Cela semble être une contradiction pour nous aujourd’hui, mais à l’époque cela ne l’était pas, parce que les femmes étaient obligées de se marier et d’avoir des enfants et échapper à cette imposition, sans adhérer à un ordre sacré, pouvait représenter pour elles une extraordinaire opportunité de liberté. Plus tard, au cours des persécutions antichrétiennes des siècles suivants, de nombreuses femmes ont été torturées et tuées précisément parce qu’elles se rebellaient contre leur destin de mariées forcées.

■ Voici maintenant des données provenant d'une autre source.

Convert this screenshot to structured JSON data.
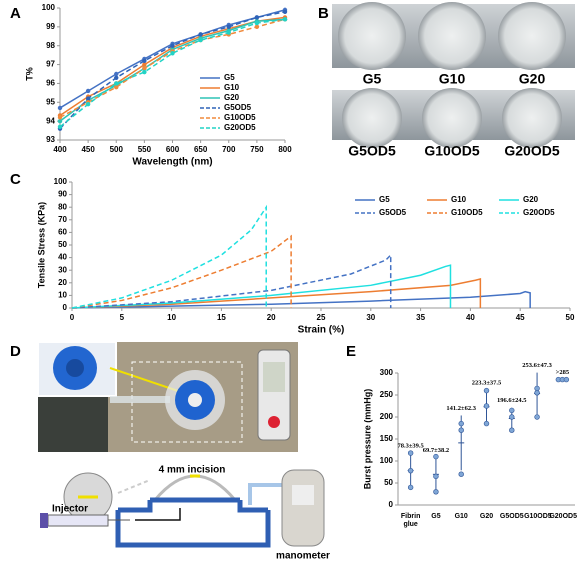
{
  "panels": [
    "A",
    "B",
    "C",
    "D",
    "E"
  ],
  "photo_labels": [
    "G5",
    "G10",
    "G20",
    "G5OD5",
    "G10OD5",
    "G20OD5"
  ],
  "diagram": {
    "labels": [
      "4 mm incision",
      "Injector",
      "manometer"
    ]
  },
  "chart_data": [
    {
      "type": "line",
      "xlabel": "Wavelength (nm)",
      "ylabel": "T%",
      "markers": true,
      "x": [
        400,
        450,
        500,
        550,
        600,
        650,
        700,
        750,
        800
      ],
      "xlim": [
        400,
        800
      ],
      "xticks": [
        400,
        450,
        500,
        550,
        600,
        650,
        700,
        750,
        800
      ],
      "ylim": [
        93,
        100
      ],
      "yticks": [
        93,
        94,
        95,
        96,
        97,
        98,
        99,
        100
      ],
      "series": [
        {
          "name": "G5",
          "color": "#4472c4",
          "dash": false,
          "values": [
            94.7,
            95.6,
            96.5,
            97.3,
            98.1,
            98.6,
            99.1,
            99.5,
            99.9
          ]
        },
        {
          "name": "G10",
          "color": "#ed7d31",
          "dash": false,
          "values": [
            94.3,
            95.3,
            96.0,
            97.0,
            97.9,
            98.5,
            98.9,
            99.3,
            99.5
          ]
        },
        {
          "name": "G20",
          "color": "#2ec4b6",
          "dash": false,
          "values": [
            94.0,
            95.1,
            95.9,
            96.8,
            97.8,
            98.4,
            98.8,
            99.3,
            99.4
          ]
        },
        {
          "name": "G5OD5",
          "color": "#2f63b8",
          "dash": true,
          "values": [
            93.6,
            95.2,
            96.3,
            97.2,
            98.0,
            98.6,
            99.0,
            99.5,
            99.8
          ]
        },
        {
          "name": "G10OD5",
          "color": "#f08a3c",
          "dash": true,
          "values": [
            94.2,
            95.0,
            95.8,
            96.8,
            97.7,
            98.3,
            98.6,
            99.0,
            99.4
          ]
        },
        {
          "name": "G20OD5",
          "color": "#22d3c5",
          "dash": true,
          "values": [
            93.7,
            94.9,
            96.0,
            96.6,
            97.6,
            98.3,
            98.7,
            99.2,
            99.4
          ]
        }
      ]
    },
    {
      "type": "line",
      "xlabel": "Strain (%)",
      "ylabel": "Tensile Stress (KPa)",
      "markers": false,
      "xlim": [
        0,
        50
      ],
      "xticks": [
        0,
        5,
        10,
        15,
        20,
        25,
        30,
        35,
        40,
        45,
        50
      ],
      "ylim": [
        0,
        100
      ],
      "yticks": [
        0,
        10,
        20,
        30,
        40,
        50,
        60,
        70,
        80,
        90,
        100
      ],
      "series": [
        {
          "name": "G5",
          "color": "#4472c4",
          "dash": false,
          "x": [
            0,
            10,
            20,
            30,
            40,
            45,
            45.5,
            46,
            46
          ],
          "values": [
            0,
            1.5,
            3,
            5.5,
            8.5,
            11.5,
            13,
            12,
            0
          ]
        },
        {
          "name": "G10",
          "color": "#ed7d31",
          "dash": false,
          "x": [
            0,
            10,
            20,
            30,
            38,
            40.5,
            41,
            41
          ],
          "values": [
            0,
            3,
            8,
            13,
            18,
            22,
            23,
            0
          ]
        },
        {
          "name": "G20",
          "color": "#1fe0e0",
          "dash": false,
          "x": [
            0,
            10,
            20,
            30,
            35,
            37.5,
            38,
            38
          ],
          "values": [
            0,
            4,
            10,
            18,
            26,
            33,
            34,
            0
          ]
        },
        {
          "name": "G5OD5",
          "color": "#4472c4",
          "dash": true,
          "x": [
            0,
            10,
            20,
            28,
            31.5,
            32,
            32
          ],
          "values": [
            0,
            5,
            14,
            27,
            38,
            42,
            0
          ]
        },
        {
          "name": "G10OD5",
          "color": "#ed7d31",
          "dash": true,
          "x": [
            0,
            5,
            10,
            15,
            20,
            21.5,
            22,
            22
          ],
          "values": [
            0,
            6,
            16,
            30,
            45,
            54,
            57,
            0
          ]
        },
        {
          "name": "G20OD5",
          "color": "#1fe0e0",
          "dash": true,
          "x": [
            0,
            5,
            10,
            15,
            18,
            19.5,
            19.5
          ],
          "values": [
            0,
            8,
            22,
            42,
            62,
            80,
            0
          ]
        }
      ]
    },
    {
      "type": "dot",
      "ylabel": "Burst pressure (mmHg)",
      "color": "#2f5597",
      "categories": [
        "Fibrin glue",
        "G5",
        "G10",
        "G20",
        "G5OD5",
        "G10OD5",
        "G20OD5"
      ],
      "ylim": [
        0,
        300
      ],
      "yticks": [
        0,
        50,
        100,
        150,
        200,
        250,
        300
      ],
      "values": [
        78.3,
        69.7,
        141.2,
        223.3,
        196.6,
        253.6,
        285
      ],
      "errors": [
        39.5,
        38.2,
        62.3,
        37.5,
        24.5,
        47.3,
        null
      ],
      "value_labels": [
        "78.3±39.5",
        "69.7±38.2",
        "141.2±62.3",
        "223.3±37.5",
        "196.6±24.5",
        "253.6±47.3",
        ">285"
      ],
      "points": [
        [
          40,
          78,
          118
        ],
        [
          30,
          65,
          110
        ],
        [
          70,
          170,
          185
        ],
        [
          185,
          225,
          260
        ],
        [
          170,
          200,
          215
        ],
        [
          200,
          255,
          265
        ],
        [
          285,
          285,
          285
        ]
      ]
    }
  ]
}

Ce sont des histoires de martyre qui ressemblent beaucoup à ces meurtres que nous appelons aujourd’hui des féminicides. Comme celle de sainte Agathe à Catane, ou de sainte Agnès à Rome.

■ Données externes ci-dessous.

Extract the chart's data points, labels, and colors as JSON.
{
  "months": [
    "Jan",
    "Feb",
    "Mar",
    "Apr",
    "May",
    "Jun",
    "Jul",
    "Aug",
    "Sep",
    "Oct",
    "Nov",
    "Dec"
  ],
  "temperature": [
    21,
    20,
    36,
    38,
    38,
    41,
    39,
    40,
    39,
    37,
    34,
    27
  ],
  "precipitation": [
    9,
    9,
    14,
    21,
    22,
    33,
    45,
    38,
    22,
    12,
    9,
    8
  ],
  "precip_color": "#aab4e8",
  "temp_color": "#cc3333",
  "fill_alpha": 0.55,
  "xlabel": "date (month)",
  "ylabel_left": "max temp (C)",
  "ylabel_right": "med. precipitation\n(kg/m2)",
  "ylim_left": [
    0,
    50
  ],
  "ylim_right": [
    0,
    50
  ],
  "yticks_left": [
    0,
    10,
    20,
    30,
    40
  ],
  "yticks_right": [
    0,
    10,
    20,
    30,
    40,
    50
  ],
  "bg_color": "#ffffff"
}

Peut-être que Pomponia Graecina est venue elle aussi écouter Pierre dans la domus ecclesiae du sénateur Pudentius, elle qui avait trouvé un moyen de pratiquer le culte de Jésus sans se faire remarquer. Une épigraphe a été retrouvée dans les catacombes chrétiennes de Saint-Calixte, faisant référence à un Pomponius Graecinus enterré en ce lieu. Il s’agissait d’un descendant de cette femme. Ce serait un indice supplémentaire de cette conversion.

Alessandro Sortino
 

Un livre de pèlerinage


« Il Dio nuovo - Storia dei primi cristiani che portarono Gesù a Roma » [Le Dieu nouveau – Histoire des premiers chrétiens qui apportèrent Jésus à Rome] d’Alessandro Sortino est un voyage spirituel et historique qui conduit le lecteur, pas à pas, à la découverte des racines de l’Église chrétienne. Dans un récit qui mêle foi et histoire et qui devient un pèlerinage, Alessandro Sortino se met en marche (et accompagne) vers la tombe des Apôtres, emboîtant ses propres pas à ceux des pèlerins qui, par millions, parcourent le même chemin depuis des siècles, en franchissant la Porte Sainte des basiliques dédiées à saint Pierre et saint Paul, « pour découvrir si l’espérance est plantée ou enterrée avec ces ossements dans leurs tombes ». De l’arrivée de Pierre et Paul à Rome à l’incendie dévastateur de la ville, pour lequel les deux apôtres sont injustement accusés et condamnés à mort, se déroule un voyage qui traverse l’espace et le temps. La grande force de ce livre réside dans la manière dont Alessandro Sortino, qui se dit catholique, mêle récit personnel, cheminement de foi et reconstitution historique. En utilisant les différents outils professionnels à sa disposition – il est journaliste, auteur, présentateur de télévision et de radio, personnalité de la télévision – il peint une fresque vivante de la Rome antique et de la vie des protagonistes de cette époque, en suivant les traces incroyablement intactes que ces hommes et ces femmes ont laissées derrière eux.